I sat down. The coffee was hot. Good. I sipped slowly. I was hungry, but I did not touch the fat cakes yet.

Then she stepped out.

For a moment, I forgot everything.

The dress fell just below her knees. Simple. Clean. She looked  different. Almost untouched by what had happened hours before.

She glanced at me, searching and  I lowered my eyes.

Below us, life went on.

“I’ve made up my mind,” Sekai said. “I’ll stay in Musina. I’ll find work. Maybe as a maid.”

I nodded. I wasn’t sure why. It had nothing to do with me.

“Are you sure?” I asked.

She didn’t answer immediately. She stared at the crowd, the noise, the movement, as if trying to enter that world.

“I don’t have many choices,” she said.

Silence settled between us.

Not the kind from the woods.

This one was heavier.

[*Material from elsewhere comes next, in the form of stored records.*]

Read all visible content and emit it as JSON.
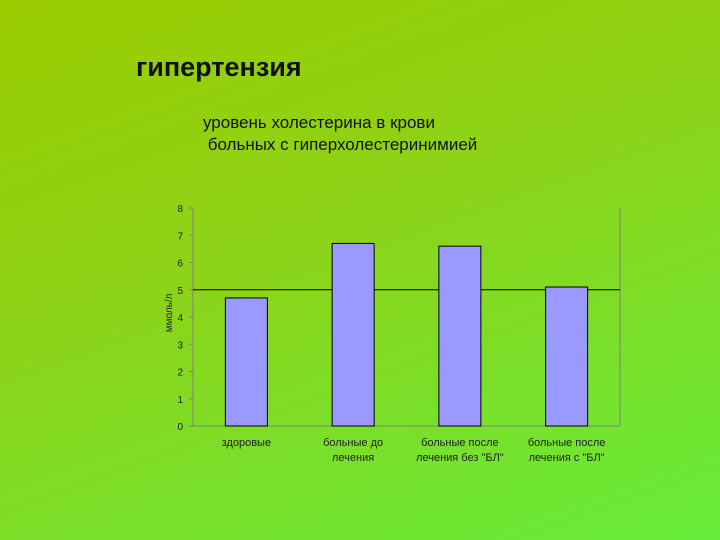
{
  "slide": {
    "title": "гипертензия",
    "subtitle_line1": "уровень холестерина в крови",
    "subtitle_line2": " больных с гиперхолестеринимией"
  },
  "chart_data": {
    "type": "bar",
    "ylabel": "ммоль/л",
    "ylim": [
      0,
      8
    ],
    "yticks": [
      0,
      1,
      2,
      3,
      4,
      5,
      6,
      7,
      8
    ],
    "grid": false,
    "reference_line": 5,
    "categories": [
      [
        "здоровые"
      ],
      [
        "больные до",
        "лечения"
      ],
      [
        "больные после",
        "лечения без \"БЛ\""
      ],
      [
        "больные после",
        "лечения с \"БЛ\""
      ]
    ],
    "values": [
      4.7,
      6.7,
      6.6,
      5.1
    ],
    "colors": {
      "bar": "#9999ff",
      "bar_stroke": "#000000",
      "axis": "#808080"
    }
  }
}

It carried everything we had not said.

We avoided each other’s eyes. Soon, we would go our separate ways and never see each other again.

I reached for the fat cakes.

That’s when I noticed it.

Sekai was no longer looking at the crowd.

She was staring past me.

Her face had gone still.

“Don’t turn,” she whispered.

My hand froze halfway to my mouth.

“Why?” I asked quietly.

Her fingers tightened around my wrist.

“That man…” she said, her voice was hardly audible, “he’s standing behind you.” It was the rapist from the woods.